Although a few months might not sound like much, it can be a huge gain for seriously ill patients who are running out of options, say doctors studying the drug.
It is still too early to know for sure that T-DM1 will prolong lives, but the early data suggest that it will, says researcher Kimberly Blackwell, MD, of Duke University.
For the most part, women taking T-DM1 did not suffer the often debilitating side effects associated with chemotherapy, such as diarrhea, nausea, vomiting, and hair loss, she tells WebMD.

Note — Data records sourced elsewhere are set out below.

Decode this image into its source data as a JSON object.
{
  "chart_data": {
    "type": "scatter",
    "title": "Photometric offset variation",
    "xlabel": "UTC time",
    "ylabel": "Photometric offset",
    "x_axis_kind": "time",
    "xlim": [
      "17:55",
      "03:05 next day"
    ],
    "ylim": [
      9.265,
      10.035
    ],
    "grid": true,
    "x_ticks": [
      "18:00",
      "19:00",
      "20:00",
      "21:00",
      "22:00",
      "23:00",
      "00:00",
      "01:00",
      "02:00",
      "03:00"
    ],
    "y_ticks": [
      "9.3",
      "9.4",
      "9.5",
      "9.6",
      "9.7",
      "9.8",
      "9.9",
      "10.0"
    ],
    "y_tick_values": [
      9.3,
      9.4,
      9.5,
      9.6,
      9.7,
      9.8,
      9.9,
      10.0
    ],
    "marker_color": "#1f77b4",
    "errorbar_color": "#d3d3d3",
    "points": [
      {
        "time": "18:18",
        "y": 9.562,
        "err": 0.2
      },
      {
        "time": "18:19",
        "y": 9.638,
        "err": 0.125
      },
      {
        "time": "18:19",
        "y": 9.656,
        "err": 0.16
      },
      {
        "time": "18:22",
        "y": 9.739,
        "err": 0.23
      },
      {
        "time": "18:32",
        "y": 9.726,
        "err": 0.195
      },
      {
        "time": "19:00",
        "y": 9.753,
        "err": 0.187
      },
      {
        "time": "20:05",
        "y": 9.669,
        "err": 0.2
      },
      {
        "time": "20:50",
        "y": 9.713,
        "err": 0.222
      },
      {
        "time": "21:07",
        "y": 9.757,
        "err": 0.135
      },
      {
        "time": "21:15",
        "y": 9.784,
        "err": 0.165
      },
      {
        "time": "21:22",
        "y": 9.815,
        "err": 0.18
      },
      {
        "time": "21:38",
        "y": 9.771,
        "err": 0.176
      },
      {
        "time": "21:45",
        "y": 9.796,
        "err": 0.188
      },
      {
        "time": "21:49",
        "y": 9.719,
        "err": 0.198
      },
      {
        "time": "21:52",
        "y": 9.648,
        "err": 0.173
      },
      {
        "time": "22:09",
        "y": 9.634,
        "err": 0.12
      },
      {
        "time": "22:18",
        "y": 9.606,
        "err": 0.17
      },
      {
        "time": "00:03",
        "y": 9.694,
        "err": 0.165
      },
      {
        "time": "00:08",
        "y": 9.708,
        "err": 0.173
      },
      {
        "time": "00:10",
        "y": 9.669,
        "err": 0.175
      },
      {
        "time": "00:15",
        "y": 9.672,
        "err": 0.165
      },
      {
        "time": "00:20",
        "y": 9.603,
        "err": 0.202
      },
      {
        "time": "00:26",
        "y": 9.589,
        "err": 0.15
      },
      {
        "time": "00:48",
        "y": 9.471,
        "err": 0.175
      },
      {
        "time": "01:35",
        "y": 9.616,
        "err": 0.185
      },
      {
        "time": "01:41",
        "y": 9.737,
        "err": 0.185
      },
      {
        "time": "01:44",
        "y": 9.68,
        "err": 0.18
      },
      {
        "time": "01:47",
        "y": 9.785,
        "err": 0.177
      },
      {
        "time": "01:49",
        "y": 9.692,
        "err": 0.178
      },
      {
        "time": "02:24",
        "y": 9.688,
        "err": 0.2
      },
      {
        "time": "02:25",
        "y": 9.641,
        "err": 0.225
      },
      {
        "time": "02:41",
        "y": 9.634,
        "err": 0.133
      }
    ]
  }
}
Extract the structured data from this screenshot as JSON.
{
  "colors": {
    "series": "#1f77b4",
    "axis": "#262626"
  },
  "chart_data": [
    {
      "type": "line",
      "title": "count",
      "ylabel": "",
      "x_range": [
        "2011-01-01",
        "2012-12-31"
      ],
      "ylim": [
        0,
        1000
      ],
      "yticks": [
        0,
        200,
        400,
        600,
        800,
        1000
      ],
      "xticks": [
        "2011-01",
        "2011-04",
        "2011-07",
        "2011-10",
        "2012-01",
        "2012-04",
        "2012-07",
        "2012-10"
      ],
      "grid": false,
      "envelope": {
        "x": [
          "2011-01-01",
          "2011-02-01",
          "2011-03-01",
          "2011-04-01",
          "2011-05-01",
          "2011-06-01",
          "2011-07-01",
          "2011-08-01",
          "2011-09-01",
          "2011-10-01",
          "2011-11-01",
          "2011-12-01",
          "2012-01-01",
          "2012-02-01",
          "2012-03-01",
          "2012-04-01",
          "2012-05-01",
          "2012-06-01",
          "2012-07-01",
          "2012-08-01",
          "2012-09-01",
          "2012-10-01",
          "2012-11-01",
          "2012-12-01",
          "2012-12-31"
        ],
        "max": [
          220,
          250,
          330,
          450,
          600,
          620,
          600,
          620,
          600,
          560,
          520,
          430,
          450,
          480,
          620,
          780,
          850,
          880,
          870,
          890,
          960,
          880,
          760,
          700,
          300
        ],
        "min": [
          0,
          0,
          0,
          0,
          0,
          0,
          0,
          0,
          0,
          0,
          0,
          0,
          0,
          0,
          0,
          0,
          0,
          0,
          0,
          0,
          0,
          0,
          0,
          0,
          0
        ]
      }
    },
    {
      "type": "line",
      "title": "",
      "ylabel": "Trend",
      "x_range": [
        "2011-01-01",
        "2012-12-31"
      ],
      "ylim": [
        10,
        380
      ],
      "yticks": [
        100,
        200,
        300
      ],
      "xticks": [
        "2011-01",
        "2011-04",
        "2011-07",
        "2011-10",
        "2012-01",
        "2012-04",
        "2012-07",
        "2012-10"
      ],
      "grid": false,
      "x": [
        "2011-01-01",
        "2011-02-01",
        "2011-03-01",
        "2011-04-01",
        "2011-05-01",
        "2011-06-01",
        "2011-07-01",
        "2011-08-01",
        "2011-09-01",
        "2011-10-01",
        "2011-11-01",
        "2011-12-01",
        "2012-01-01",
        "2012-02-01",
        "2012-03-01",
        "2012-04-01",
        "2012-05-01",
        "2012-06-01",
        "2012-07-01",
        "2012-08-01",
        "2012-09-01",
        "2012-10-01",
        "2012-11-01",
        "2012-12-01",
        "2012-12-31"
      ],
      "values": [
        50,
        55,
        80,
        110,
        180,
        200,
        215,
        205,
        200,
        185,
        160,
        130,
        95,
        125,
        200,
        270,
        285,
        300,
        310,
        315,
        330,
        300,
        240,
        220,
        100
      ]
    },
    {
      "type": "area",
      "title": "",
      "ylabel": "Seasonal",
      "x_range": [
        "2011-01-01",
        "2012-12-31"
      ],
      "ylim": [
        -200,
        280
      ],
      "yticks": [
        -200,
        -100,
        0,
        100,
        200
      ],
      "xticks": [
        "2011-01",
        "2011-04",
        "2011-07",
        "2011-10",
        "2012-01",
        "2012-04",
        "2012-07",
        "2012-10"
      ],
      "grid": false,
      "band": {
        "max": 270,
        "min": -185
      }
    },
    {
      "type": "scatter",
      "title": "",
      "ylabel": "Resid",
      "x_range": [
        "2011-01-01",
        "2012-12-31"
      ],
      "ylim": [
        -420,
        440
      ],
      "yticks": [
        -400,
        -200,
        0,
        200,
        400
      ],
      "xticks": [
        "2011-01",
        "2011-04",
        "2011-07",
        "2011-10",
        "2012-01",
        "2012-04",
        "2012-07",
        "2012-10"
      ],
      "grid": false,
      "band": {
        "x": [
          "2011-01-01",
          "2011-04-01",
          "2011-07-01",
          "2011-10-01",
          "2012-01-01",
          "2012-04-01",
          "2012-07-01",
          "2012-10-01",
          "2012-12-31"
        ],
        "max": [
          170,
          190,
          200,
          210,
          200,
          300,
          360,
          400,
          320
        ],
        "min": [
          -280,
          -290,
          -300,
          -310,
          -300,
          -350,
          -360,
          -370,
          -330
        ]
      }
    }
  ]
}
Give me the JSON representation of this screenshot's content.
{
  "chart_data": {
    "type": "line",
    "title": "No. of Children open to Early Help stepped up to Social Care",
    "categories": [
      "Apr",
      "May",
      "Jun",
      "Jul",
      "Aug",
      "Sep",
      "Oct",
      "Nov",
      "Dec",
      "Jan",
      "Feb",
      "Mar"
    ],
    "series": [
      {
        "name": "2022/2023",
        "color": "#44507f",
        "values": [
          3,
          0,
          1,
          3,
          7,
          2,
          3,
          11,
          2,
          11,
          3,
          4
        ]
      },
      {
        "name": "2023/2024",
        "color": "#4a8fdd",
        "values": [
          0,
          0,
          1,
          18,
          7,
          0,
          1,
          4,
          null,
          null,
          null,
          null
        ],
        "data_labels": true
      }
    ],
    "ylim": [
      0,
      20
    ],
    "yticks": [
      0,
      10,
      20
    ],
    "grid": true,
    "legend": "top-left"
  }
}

Still, the drug is not without toxicity: About 41% of women on T-DM1 suffered a serious side effect vs. 57% of those getting standard treatment.
About 13% of women getting T-DM1 had lowered blood platelet counts, which can increase the risk of bleeding. But there were very few cases of bleeding.
The findings were presented here at the annual meeting of the American Society of Clinical Oncology.
About 20% of breast cancer patients have an aggressive form of the disease known as HER2-positive tumors. Herceptin, a man-made antibody, binds to and blocks part of the HER2 protein that appears on the surface of some breast cancer cells. It revolutionized the way this type of tumor was treated when it was approved in the late 1990s.
But many metastatic breast cancers eventually become resistant to Herceptin. So researchers have been searching for new drugs that target HER2.
T-DM1 is such a drug. The "T" stands for trastuzumab, the scientific name for Herceptin. The DM1 is derived from an old chemotherapy drug called maytansine that was abandoned several decades ago when it was found to be too toxic for patients.
Because Herceptin only zeroes in on cancer cells that express HER2, DM1 is delivered only to those cells, Blackwell says.